Now lets try the same thing in Hive (note that Hive generates lots of trace messages which we've removed for the sake of clarity):
hive> create table store_sales > ( > ss_sold_date_sk int , > ss_sold_time_sk int , > ss_item_sk int , > ss_customer_sk int , > ss_cdemo_sk int , > ss_hdemo_sk int , > ss_addr_sk int , > ss_store_sk int , > ss_promo_sk int , > ss_ticket_number int , > ss_quantity int , > ss_wholesale_cost double , > ss_list_price double , > ss_sales_price double , > ss_ext_discount_amt double , > ss_ext_sales_price double , > ss_ext_wholesale_cost double , > ss_ext_list_price double , > ss_ext_tax double , > ss_coupon_amt double , > ss_net_paid double , > ss_net_paid_inc_tax double , > ss_net_profit double > ); hive> LOAD DATA LOCAL INPATH '/data/Splice/TPC-DS/tools/store_sales.dat' OVERWRITE INTO TABLE store_sales; Copying data from file:/data/Splice/TPC-DS/tools/store_sales.dat Copying file: file:/data/Splice/TPC-DS/tools/store_sales.dat Loading data to table default.store_sales Time taken: 5.406 seconds hive> select count(*) from store_sales; 8639377 Time taken: 8.082 seconds
Wow! Hive imported our data file in 5.5 seconds, almost 400 times faster than the MySql version with the extra large buffer cache! Pretty amazing. Actually, this is unbelivably fast. It is instructive to look the contents of the /var/lib/hive/ directory to see what happened. Hive simply copied the dat file to this directory and since the file had just been generated and thus was still cached in memory, this was blazingly fast. You may think "this is cheating" and it may be, however, since it is now available for querying we don't really care what Hive did as for all practical purposes it did import the file
The basic select count(*) query also was considerably faster than in MySql by about a factor 3.5. Now you may think that Hive is the answer to all your database worries and that you can just use it instead of MySql. Not so fast! It is important to realize what Hive is and what it’s not and what it's limitations are:
- Hive is not a database which will spit out query results with blazing speed. It's great at processing huge amounts of data, but for the type of usage which is typical for MySql (ie: lots of queries over relatively small amounts of data), Hive is not a good fit. The reason for this is that Hive is essentially a batch processing system which incurs large overheads for launching its jobs.

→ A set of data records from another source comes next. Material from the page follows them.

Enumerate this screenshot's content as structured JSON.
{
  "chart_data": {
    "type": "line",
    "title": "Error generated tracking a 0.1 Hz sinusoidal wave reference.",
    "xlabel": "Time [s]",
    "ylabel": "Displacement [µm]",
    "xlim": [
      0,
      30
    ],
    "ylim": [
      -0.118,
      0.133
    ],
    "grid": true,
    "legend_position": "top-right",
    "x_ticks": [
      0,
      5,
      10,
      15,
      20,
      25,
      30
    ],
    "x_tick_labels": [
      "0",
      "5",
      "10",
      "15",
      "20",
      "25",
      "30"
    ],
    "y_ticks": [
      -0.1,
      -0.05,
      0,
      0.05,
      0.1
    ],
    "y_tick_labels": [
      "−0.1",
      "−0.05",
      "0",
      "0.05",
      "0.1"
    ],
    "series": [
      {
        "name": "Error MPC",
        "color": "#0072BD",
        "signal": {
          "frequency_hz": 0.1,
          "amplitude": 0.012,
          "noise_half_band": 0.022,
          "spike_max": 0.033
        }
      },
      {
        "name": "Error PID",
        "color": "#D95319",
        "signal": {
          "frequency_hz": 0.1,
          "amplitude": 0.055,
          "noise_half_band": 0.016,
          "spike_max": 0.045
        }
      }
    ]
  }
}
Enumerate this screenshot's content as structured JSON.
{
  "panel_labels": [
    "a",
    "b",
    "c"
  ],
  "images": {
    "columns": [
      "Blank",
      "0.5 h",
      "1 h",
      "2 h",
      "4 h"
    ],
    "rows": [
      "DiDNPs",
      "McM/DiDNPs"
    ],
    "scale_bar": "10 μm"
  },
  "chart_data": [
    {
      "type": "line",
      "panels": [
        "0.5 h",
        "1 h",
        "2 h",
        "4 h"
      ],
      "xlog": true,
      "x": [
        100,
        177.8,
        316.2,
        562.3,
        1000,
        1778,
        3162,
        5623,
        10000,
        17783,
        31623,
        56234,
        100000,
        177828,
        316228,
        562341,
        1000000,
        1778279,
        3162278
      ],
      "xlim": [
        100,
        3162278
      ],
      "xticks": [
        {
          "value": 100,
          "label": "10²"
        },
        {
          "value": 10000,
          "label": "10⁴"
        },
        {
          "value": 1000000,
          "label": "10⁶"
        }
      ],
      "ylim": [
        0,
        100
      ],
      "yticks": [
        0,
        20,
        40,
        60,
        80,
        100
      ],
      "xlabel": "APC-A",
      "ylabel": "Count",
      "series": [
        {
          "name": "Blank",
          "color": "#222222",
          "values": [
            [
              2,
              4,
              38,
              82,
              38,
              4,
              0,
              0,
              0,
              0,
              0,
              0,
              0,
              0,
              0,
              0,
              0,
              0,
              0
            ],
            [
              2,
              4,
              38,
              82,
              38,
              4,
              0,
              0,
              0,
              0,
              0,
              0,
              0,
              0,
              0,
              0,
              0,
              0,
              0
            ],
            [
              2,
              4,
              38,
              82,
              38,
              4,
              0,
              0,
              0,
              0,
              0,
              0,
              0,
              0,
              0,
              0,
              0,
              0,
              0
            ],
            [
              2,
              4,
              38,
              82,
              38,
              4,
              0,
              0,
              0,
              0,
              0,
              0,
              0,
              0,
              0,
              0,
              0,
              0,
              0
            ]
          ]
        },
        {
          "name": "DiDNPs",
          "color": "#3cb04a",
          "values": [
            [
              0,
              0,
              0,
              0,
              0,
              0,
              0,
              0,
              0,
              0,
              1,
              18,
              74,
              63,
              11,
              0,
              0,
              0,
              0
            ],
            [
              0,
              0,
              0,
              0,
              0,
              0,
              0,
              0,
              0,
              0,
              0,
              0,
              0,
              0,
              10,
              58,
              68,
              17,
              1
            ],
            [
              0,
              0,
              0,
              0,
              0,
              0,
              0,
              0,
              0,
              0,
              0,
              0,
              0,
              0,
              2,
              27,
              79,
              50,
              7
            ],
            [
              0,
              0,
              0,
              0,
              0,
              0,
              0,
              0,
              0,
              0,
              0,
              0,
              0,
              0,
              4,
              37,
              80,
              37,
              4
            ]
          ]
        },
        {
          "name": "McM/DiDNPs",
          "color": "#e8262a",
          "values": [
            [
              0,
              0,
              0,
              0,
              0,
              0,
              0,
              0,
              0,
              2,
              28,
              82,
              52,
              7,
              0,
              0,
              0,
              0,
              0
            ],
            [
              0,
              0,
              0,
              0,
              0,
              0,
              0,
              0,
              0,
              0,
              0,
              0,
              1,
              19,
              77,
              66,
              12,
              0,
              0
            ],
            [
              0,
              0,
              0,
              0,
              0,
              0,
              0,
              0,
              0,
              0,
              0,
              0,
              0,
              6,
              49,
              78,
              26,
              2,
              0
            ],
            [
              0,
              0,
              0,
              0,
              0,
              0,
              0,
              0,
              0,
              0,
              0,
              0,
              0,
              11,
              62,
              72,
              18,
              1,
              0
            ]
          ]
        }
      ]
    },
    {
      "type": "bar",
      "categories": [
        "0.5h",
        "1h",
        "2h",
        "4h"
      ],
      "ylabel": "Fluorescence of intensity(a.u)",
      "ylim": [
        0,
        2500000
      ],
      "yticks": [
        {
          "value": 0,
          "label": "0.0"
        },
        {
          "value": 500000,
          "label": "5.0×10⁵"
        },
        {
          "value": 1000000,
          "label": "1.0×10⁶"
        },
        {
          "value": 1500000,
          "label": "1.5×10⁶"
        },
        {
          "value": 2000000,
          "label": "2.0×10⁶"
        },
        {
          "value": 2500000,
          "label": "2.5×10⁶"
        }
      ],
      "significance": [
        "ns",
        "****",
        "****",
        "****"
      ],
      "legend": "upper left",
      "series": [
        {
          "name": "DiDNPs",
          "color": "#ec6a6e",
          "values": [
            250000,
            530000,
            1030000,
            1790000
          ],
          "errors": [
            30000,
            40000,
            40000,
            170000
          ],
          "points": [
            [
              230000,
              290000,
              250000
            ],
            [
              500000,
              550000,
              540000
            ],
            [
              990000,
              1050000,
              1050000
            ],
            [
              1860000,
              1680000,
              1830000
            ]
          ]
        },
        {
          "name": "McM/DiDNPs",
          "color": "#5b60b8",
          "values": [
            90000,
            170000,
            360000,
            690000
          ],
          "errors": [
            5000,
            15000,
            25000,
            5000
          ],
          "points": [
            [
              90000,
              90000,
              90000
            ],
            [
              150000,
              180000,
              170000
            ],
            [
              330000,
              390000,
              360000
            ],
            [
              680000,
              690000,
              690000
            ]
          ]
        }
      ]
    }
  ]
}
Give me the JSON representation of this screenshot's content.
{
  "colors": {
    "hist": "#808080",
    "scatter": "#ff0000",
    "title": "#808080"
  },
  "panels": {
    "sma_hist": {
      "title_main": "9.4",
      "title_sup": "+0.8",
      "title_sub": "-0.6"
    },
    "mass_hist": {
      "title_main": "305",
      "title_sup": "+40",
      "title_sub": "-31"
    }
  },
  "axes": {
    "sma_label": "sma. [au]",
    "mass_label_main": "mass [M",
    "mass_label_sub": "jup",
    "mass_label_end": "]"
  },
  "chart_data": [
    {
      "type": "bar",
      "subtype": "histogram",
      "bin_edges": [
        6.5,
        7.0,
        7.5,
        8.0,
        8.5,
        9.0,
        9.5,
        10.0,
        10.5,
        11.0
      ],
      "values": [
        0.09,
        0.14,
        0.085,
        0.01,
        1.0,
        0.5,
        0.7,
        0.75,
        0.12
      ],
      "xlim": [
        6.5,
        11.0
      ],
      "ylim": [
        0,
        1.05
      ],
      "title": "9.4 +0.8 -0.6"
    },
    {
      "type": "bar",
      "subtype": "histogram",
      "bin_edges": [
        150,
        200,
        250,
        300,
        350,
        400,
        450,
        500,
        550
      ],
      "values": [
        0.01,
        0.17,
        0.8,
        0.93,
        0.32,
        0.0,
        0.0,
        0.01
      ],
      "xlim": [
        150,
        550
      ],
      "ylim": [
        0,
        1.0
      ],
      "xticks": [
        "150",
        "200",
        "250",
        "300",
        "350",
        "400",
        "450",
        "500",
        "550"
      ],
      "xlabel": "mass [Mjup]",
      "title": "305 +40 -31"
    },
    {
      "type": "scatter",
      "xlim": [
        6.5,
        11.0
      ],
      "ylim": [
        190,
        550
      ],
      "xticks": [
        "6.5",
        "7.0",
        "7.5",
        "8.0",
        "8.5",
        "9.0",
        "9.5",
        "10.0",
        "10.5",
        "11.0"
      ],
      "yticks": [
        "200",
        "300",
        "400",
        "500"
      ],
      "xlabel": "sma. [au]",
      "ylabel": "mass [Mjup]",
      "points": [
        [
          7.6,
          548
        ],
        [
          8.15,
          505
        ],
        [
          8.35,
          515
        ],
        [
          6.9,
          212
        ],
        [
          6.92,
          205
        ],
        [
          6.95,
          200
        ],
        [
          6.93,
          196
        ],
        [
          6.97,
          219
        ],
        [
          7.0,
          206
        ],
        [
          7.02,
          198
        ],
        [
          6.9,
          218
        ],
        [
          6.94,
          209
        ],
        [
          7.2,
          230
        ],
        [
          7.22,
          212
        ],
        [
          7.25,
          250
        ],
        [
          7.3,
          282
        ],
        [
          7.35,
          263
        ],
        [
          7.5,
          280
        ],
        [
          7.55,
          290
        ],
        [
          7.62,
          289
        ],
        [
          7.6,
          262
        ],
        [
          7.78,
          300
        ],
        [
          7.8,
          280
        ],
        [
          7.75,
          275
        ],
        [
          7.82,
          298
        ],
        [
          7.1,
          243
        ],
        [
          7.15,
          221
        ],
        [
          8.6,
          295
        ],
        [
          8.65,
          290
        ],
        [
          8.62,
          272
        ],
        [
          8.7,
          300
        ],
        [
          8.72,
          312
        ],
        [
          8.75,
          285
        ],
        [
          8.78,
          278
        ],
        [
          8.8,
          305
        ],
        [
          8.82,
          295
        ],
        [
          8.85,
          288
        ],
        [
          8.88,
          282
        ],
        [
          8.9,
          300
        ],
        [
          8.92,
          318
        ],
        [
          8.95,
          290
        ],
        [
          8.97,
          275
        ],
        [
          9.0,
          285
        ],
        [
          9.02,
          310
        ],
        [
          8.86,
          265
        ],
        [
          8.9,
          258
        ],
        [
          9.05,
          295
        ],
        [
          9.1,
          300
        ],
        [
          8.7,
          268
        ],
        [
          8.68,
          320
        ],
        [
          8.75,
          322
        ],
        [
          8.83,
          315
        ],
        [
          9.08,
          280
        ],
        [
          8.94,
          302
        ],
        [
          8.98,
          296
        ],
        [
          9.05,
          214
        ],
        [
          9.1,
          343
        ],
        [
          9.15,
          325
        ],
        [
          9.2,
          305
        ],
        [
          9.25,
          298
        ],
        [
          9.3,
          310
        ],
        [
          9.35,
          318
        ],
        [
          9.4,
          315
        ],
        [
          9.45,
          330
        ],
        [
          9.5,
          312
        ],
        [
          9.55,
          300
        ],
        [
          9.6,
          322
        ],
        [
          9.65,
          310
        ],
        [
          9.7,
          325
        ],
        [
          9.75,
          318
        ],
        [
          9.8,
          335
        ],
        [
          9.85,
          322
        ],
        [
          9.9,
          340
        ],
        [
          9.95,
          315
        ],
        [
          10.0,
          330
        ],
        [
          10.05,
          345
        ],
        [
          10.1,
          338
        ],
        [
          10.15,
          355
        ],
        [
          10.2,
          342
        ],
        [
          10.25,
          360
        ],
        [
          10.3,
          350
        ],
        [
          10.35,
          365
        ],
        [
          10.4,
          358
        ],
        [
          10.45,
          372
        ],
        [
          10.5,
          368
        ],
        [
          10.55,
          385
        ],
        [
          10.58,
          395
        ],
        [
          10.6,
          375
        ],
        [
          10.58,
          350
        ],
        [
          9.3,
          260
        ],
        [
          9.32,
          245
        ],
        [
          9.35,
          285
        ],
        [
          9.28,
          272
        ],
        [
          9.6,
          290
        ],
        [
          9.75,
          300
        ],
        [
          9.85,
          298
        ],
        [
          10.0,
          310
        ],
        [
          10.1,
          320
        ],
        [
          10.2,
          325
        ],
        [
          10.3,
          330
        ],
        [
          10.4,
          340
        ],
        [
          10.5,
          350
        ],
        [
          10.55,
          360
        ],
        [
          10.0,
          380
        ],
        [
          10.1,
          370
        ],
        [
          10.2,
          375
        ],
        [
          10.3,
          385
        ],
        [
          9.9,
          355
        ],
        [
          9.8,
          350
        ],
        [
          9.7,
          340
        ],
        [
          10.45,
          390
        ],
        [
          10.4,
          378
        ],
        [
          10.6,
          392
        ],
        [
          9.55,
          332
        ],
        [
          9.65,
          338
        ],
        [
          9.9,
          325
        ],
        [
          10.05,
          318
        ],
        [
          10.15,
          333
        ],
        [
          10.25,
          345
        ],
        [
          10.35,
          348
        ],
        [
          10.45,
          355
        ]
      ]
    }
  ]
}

- Hive is not a full SQL implmentation but rather supports it's own subset of SQL which goes by the name of HQL so if you have complex queries which work in MySql or another RDBMS, chances are you can't just throw them at Hive and expect it to work.
- Due to it's architecture, Hive doesn't do query caching the way MySql does, which means that a query which took 10 seconds the first time, will take about 10 seconds every subsequent time. So while Hive is great for large-scale data analysis, you can forget about using it to run your website.
So is Hive cool technology? Definitely yes. It's import speed is nothing short of amazing and once you start dealing with *lots* of data (and you should note that in terms of typical Hive/Hadoop usages, 8M rows is not a lot of data) and using it's clustering capabilities to farm out your queries over lots of nodes, it can deliver some pretty amazing performance. So if you find yourself with nothing to do on a slow Sunday, play around with Hive for a few hours, it's a pretty interesting experience.